Subchapter V FAQ

“Subchapter V” bankruptcy, officially named “Small Business Debtor Reorganization”, is a subtype of Chapter 11 bankruptcy, which is itself officially named “Reorganization”.

Subchapter V is designed to be quicker, easier, and less expensive than a regular Chapter 11 bankruptcy, and may force creditors to receive less than they would receive in a regular Chapter 11 bankruptcy.

Subchapter V bankruptcy is available to otherwise-eligible businesses and businessowners with “noncontingent liquidated” debt totaling no more than Seven Million Five Hundred Thousand Dollars ($7,500,000.00), provided half or more of such debt is from commercial or business activities.

While Subchapter V bankruptcy is only available to eligible people and businesses (“debtors”) with no more than Seven Million Five Hundred Thousand Dollars ($7,500,000.00) in “noncontingent liquidated” debt, many businesses and people that think their debt exceeds that limit have less than the limit when you exclude debt that is not actually “noncontingent” or “liquidated”.

Dal Lago Law helps debtors determine how much of their debt is contingent and liquidated.

The goal of a Subchapter V bankruptcy is to obtain the bankruptcy court’s approval of the debtor’s plan of reorganization. In most instances, the bankruptcy court from—and, as necessary, creditors—to approve a plan that provides creditors at least as much as they would receive in Chapter 7 bankruptcy, while maximizing the value the debtor receives in exchange for the money or assets given to creditors.

Many small businesses wanting to remain in business choose Subchapter V bankruptcy over Chapter 7 bankruptcy, as Chapter 7 bankruptcy contemplates the sale of equipment and assets which would be necessary to preserve the business’ value as a going concern.

Many small businesses that want to discharge debt choose Subchapter V bankruptcy over Chapter 7 bankruptcy because Chapter 7 bankruptcy only grants individuals a discharge.

Businesses do not have the choice of filing for Chapter 13 bankruptcy at all.

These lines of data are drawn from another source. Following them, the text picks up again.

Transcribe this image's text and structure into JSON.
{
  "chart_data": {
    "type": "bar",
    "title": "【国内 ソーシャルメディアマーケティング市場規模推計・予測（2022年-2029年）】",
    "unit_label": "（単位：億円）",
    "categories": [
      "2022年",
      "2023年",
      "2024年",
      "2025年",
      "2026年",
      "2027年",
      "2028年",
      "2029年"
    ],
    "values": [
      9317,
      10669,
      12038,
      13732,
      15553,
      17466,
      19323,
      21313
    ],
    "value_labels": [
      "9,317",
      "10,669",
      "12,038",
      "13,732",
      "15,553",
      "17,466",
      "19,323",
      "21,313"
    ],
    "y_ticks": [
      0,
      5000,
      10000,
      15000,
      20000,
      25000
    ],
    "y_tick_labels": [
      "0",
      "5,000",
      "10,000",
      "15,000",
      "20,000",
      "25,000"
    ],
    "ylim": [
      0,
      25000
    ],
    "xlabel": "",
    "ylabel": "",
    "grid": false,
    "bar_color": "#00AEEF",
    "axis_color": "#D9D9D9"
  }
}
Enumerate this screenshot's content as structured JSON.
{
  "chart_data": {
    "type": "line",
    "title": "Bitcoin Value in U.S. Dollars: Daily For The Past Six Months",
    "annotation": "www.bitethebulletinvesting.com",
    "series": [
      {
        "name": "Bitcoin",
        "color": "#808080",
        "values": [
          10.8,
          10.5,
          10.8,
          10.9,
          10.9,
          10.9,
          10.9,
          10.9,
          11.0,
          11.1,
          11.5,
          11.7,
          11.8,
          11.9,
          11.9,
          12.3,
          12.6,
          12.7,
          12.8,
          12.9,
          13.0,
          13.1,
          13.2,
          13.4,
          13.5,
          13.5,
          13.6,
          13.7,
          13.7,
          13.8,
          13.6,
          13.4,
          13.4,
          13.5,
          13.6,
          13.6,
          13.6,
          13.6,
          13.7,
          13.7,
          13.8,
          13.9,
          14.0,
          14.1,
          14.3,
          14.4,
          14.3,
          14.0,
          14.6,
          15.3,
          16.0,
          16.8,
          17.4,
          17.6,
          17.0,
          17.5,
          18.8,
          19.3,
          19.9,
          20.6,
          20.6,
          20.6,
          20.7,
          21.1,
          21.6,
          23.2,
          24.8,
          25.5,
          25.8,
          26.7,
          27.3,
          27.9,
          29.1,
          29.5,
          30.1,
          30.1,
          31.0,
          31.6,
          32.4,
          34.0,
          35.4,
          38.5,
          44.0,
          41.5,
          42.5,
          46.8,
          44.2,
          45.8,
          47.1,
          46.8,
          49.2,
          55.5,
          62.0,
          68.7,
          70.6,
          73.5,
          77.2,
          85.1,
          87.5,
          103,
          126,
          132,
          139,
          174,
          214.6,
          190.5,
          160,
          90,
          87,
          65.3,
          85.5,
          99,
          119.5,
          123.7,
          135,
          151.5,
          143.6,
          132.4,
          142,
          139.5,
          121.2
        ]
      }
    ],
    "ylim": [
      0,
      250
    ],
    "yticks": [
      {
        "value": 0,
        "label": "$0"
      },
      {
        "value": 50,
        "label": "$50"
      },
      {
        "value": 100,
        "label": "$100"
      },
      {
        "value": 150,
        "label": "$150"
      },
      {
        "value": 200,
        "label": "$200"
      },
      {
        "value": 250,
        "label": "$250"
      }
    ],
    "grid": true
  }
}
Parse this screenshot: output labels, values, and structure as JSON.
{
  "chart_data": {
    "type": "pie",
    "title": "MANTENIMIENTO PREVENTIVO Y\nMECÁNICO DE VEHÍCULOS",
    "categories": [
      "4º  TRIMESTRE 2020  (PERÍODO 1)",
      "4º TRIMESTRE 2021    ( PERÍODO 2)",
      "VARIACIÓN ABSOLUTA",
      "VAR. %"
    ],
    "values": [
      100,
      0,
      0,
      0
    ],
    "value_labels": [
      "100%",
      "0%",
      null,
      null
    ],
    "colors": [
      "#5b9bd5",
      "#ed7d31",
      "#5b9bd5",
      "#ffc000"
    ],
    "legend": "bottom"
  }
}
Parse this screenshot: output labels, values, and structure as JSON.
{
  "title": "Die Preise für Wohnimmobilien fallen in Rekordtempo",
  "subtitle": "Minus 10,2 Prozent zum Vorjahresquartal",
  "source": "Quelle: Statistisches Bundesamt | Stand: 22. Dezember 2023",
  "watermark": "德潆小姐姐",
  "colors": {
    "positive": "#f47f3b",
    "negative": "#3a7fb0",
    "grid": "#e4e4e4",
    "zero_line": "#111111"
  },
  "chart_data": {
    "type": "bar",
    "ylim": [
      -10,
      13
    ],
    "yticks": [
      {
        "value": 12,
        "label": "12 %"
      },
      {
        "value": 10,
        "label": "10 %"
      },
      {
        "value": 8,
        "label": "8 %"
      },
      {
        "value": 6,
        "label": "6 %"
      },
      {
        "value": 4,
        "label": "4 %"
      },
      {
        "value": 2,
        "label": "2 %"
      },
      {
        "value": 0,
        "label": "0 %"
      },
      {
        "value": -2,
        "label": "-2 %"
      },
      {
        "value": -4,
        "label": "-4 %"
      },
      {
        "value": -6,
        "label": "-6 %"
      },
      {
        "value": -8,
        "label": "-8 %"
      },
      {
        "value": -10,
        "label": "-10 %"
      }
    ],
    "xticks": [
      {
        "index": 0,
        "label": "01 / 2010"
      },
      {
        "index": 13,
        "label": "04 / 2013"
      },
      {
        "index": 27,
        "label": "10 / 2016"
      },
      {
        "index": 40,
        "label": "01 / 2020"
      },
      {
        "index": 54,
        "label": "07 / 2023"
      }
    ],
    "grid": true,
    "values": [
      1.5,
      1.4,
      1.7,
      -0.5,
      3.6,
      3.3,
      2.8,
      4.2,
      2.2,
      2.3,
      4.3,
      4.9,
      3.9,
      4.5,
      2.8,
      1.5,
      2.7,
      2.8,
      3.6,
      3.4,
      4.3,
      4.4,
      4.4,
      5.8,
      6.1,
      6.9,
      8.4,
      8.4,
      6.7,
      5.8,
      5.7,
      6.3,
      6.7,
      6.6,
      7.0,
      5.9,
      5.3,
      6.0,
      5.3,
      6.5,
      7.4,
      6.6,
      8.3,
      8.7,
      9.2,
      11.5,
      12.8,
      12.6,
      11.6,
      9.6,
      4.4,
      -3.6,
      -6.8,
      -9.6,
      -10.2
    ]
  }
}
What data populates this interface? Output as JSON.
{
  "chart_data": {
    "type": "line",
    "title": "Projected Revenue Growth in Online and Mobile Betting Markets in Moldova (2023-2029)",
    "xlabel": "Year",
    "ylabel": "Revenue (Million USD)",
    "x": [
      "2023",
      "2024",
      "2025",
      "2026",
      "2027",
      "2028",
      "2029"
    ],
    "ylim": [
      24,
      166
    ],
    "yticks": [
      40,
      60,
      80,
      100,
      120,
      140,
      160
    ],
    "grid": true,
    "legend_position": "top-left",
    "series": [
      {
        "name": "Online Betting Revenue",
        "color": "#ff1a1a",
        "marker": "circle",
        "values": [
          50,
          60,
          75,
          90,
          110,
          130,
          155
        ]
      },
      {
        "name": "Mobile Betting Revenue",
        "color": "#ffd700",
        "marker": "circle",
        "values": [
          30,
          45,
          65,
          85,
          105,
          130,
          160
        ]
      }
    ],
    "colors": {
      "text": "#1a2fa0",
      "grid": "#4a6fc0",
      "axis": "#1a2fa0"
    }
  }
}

People and businesses may choose Subchapter V bankruptcy instead of Chapter 7 bankruptcy if they believe they can sell their nonexempt assets better than the Chapter 7 Trustee (see our Chapter 7 page for more details).

People may choose Subchapter V bankruptcy instead of Chapter 13 bankruptcy because Chapter 13 bankruptcy requires “regular income”, and income from running a business can be much less “regular” than an employee would receive.

People may choose Subchapter V bankruptcy instead of Chapter 13 bankruptcy because they live a nicer lifestyle than most people. Chapter 13 bankruptcy imposes spending caps on households that can make a middle-class lifestyle almost impossible—especially in Southwest Florida.

Individuals in Subchapter V bankruptcy may enter plans that are up to Two (2) years shorter than Chapter 13 plans.

Individuals in Subchapter V bankruptcy who are underwater on home mortgage(s) that exist to secure business debt may be able to remove such mortgage(s) to the extent they exceed the value of the home.

The attorneys at Dal Lago Law have substantial experience representing debtors and creditors in Subchapter V bankruptcy; contact Dal Lago Law to determine if Subchapter V bankruptcy is right for you.

Small businessowners who have assets and business income, but a negative net worth because of their business debt.

Small businesses worth less than the sum of their debts, but more than the sum of their assets.

If you are willing and able to pay Subchapter V bankruptcy creditors no less than they would receive in Chapter 7 bankruptcy, the answer is probably yes. You may be able to continue operating your business, as well!

Indeed, Subchapter V bankruptcy contemplates the continued operation of businesses that would be profitable if not for debt that is dischargeable (or can be eliminated) in bankruptcy.

There are 2 main types of plans: plans of reorganization and plans of liquidation.

A Subchapter V plan of reorganization is a proposal to use income—occasionally coupled with assets or money—to provide creditors and claimants at least as much as they would receive in a Chapter 7 bankruptcy liquidation.

A Subchapter V plan of liquidation proposes to provide creditors and claimants substantially all the debtor’s assets, or the proceeds from selling those assets, on terms that are at least as favorable to creditors and claimants as a Chapter 7 bankruptcy liquidation.

Plans typically change (or “impair”) the legal, equitable, and contractual rights of people and businesses to whom the debtor has some type of obligation. If the plan is legal and realistic, and every impaired party votes to accept the plan’s terms, the plan is likely to be confirmed by the court.

Debtors that fulfill their obligations under a plan of reorganization or liquidation are typically entitled to a discharge, eliminating their liability upon certain debts and obligations.